Vous manifestez en tout une insouciance pour les intérêts et les droits de Dieu, un mépris de la Volonté de Dieu, une hostilité à toutes ses œuvres les plus certaines, qui me glacent. La Cause même de Dieu parmi les hommes et le salut de l’Église Vous sont absolument indifférents. En revanche, Vous marquez un attachement passionné, un intérêt rebondissant et sans cesse agissant — qui se marque sur votre visage même par une nouvelle jeunesse, comme d’un bain de jouvence — pour le Royaume de Satan, pour ses pompes et ses œuvres.

Très Saint Père, je ne peux écrire de telles accusations qu’en tremblant de douleur et de confusion. Mais j’irai jusqu’au bout de ma tâche. Trop de faits publics, de retentissement mondial, fournissent à tous les membres de l’Église, jusqu’aux âmes trop fragiles pour y résister, une si détestable école de l’amour  ! Nul ne peut servir deux maîtres 1Mtt. 6, 24; cf. Lettres 199 p. 1, 211 p. 16, 232 p. 3, 238 p. 8;CRC 10 p. 31 ,60 p. 12, 61 p. 9, 62 p. 13, nul ne peut entretenir en son cœur deux amours, deux cultes contradictoires. Depuis dix ans, Vous aidez de toute la force de votre cœur, de vos paroles et de vos actions à l’édification de l’Autre Cité, celle qu’évoquait Saint Augustin, dressée face à la Cité Sainte  : «  Deux amours ont bâti deux cités  : l’Amour de Dieu jusqu’au mépris de soi, l’amour de soi jusqu’au mépris de Dieu  » 2La Cité de Dieu  : 14,28; cf.

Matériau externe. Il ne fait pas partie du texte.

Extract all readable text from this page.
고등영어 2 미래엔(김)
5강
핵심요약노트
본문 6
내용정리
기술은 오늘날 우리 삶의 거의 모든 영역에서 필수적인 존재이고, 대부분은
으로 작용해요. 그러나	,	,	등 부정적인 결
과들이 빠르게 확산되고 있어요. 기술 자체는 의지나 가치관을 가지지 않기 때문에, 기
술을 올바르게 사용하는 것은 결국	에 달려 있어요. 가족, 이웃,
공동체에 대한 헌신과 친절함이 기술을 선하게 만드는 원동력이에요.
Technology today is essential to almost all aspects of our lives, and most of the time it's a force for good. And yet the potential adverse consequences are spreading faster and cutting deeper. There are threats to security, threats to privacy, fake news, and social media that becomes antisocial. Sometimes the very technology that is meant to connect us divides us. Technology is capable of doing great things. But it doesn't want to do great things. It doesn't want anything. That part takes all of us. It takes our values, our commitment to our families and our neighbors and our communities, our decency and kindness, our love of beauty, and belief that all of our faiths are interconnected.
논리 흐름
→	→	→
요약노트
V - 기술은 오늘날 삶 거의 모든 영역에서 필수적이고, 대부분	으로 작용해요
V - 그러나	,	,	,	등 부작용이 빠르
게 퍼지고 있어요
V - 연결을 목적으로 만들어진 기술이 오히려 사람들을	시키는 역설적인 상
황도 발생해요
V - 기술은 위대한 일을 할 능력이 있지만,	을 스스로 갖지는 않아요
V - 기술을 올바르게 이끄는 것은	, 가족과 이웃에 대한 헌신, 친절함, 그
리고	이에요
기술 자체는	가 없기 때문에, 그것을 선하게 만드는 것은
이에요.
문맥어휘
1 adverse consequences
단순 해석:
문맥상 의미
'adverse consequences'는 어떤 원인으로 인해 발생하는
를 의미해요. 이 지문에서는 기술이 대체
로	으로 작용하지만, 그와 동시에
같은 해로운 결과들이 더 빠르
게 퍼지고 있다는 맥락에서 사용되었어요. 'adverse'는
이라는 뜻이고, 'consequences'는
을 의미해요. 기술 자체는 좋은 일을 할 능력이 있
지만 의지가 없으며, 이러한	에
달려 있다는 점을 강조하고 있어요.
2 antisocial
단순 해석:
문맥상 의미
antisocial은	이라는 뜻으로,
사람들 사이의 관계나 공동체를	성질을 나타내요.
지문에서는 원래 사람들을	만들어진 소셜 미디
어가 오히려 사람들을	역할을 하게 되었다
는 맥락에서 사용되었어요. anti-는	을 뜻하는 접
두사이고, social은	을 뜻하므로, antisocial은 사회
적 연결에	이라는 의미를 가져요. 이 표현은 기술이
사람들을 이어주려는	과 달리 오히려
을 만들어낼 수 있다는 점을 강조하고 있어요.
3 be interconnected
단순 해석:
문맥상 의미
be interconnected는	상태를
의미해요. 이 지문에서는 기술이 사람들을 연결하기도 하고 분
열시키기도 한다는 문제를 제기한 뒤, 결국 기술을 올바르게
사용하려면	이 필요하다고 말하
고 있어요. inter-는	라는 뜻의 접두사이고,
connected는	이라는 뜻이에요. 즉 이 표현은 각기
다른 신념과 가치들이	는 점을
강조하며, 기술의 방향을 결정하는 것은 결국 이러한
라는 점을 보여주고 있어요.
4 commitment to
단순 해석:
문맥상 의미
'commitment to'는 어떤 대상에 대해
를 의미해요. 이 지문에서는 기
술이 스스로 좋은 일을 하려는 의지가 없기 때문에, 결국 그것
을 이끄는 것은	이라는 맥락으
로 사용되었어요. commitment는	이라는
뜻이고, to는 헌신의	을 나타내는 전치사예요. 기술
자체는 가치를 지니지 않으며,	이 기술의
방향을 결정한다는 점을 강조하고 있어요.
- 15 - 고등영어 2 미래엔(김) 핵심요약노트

CRC 11 p. 1-2, 17 suppl. p. 5, 60 p. 10, 61 p. 9.

Je réserverai au chapitre du “ Scandale ” la preuve que l’amour des Autres tourné contre ses frères n’est qu’une manifestation de l’amour égoïste et orgueilleux qu’on se porte à soi-même. Ici je dois faire la preuve que cet amour des Autres produit dans l’Église l’une des pires choses, la haine, la division, LE SCHISME.

Je l’établirai sur un nombre restreint d’exemples, tirés d’une masse d’autres, et voici pourquoi. Très Saint Père, je ne Vous espionne pas, je ne suis nullement acharné contre Vous. La pensée d’un “ réquisitoire ” contre mon Père n’est venue que bien tard. Mille choses sont passées, que je n’ai pas voulu ramener au jour. Le peu qui me reste suffit amplement et je souffre trop à le rapporter pour chercher à en allonger la liste.